We recognized again that over a decade we have built up the Canadian pension system, a separate piece at a time, and that what is needed now is a comprehensive review of retirement needs in the 1980s. So we gave a select committee of Parliament a mandate to undertake that review.
We had ready, for consideration by Parliament, important reviews of the direction of Canadian foreign policy, Canadian aid policy, Canadian cultural policy and Canadian fishery policy. We had ready for January the first national economic development conference ever convened in this nation, the first opportunity for labour, business, federal and provincial governments, other partners in the Canadian economy, to come together around one table, to plan together the nature and the evolution of the Canadian economy in the 1980s. We recognized that research, development, innovation simply cannot be turned on and off a year at a time, so we established five-year budgets for national research funding agencies.
Ladies and gentlemen, those were some of the changes that we got started, in just six months, as a young government that recognized that we cannot build the 1980s by repeating the mistakes of the 1970s.
We began one other fundamental change in our way of governing. It is a change to which I want to refer in closing, because it goes to the very nature of Canada.
For years, particularly under Mr. Trudeau, most of our national effort went to building strength at the centre of Canada, and to resisting strength in the regions of Canada. Of course, the Canadian central government must continue to be strong, particularly in its capacity to direct the Canadian national economy and to direct Canadian foreign policy, but it need not be so strong as to stifle the initiative of Canada's people or of Canada's parts. What makes this nation unique, and what can make this nation successful in the 1980s, is that we encourage individual initiative and individual identity. We can have strong regions and draw from them strength for Canada.
Canada grew because individuals were prepared to reach out and to build a stake in Canada, because regions, above all this province of Ontario, built strength and shared the advantages of that strength with the whole nation. Culturally, that is why we are now developing such pride in our regional and ethnic identities. And ladies and gentlemen, that is no threat to Canada. Canada is where diversity comes together. In a sense, my cabinet reflects that fact. The Honourable Jake Epp spoke German before he spoke English. The Honourable Steve Proposky spoke Polish first. The Honourable John Crosbie still speaks Newfoundland.
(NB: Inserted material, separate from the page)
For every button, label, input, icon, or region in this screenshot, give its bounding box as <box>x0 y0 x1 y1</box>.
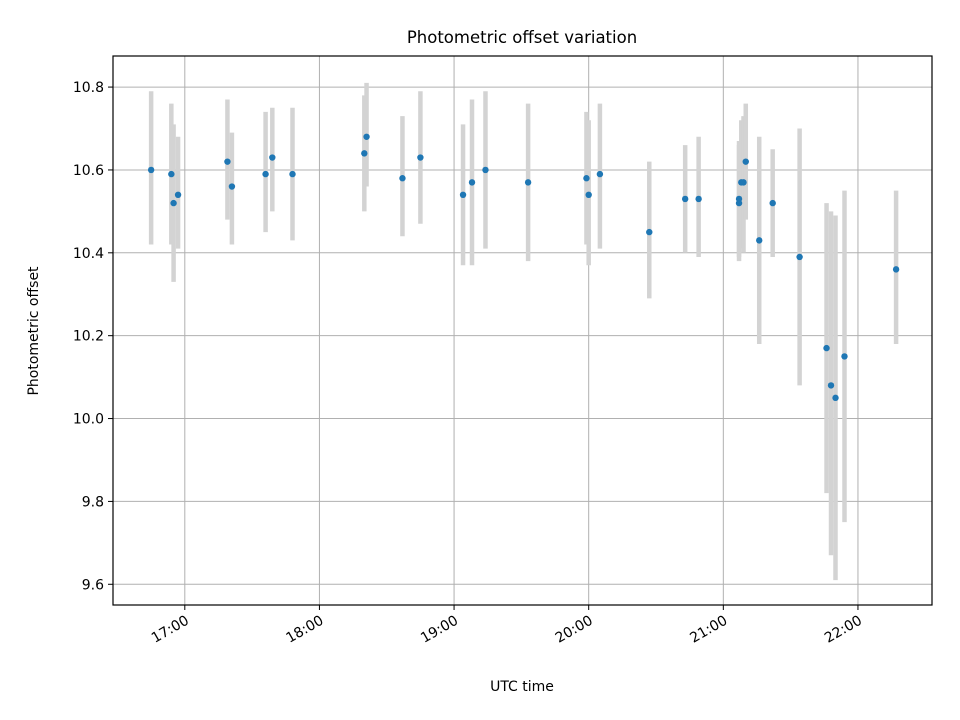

We live in a remarkable country. I remember one day last May starting my morning in Yellowknife where the oldest restaurant had been built in 1937 and travelling on to Charlottetown, where the Fathers of Confederation had met to form a nation, seventy years before that first restaurant opened in Yellowknife. We had frontiers then. We have frontiers now--some physical, some cultural, some intellectual--but we remain a land to reach out in, a land without limits, and the work of government, the role of leadership, is to bring Canadians together to build Canada together. That requires different approaches in different times.
I have other occasions to debate the past. For six months my government faced the challenge of helping to build the Canadian future. We knew basic changes were necessary. We faced them honestly and we faced them with confidence, and it is with that same confidence in the judgment of Canadians, in the country that we can build together, that I and my government ask a fair chance to make Canada strong in the 1980s.
The thanks of the club were expressed to Mr. Clark by the Honourable John P. Robarts, Honorary Solicitor of The Empire Club of Canada.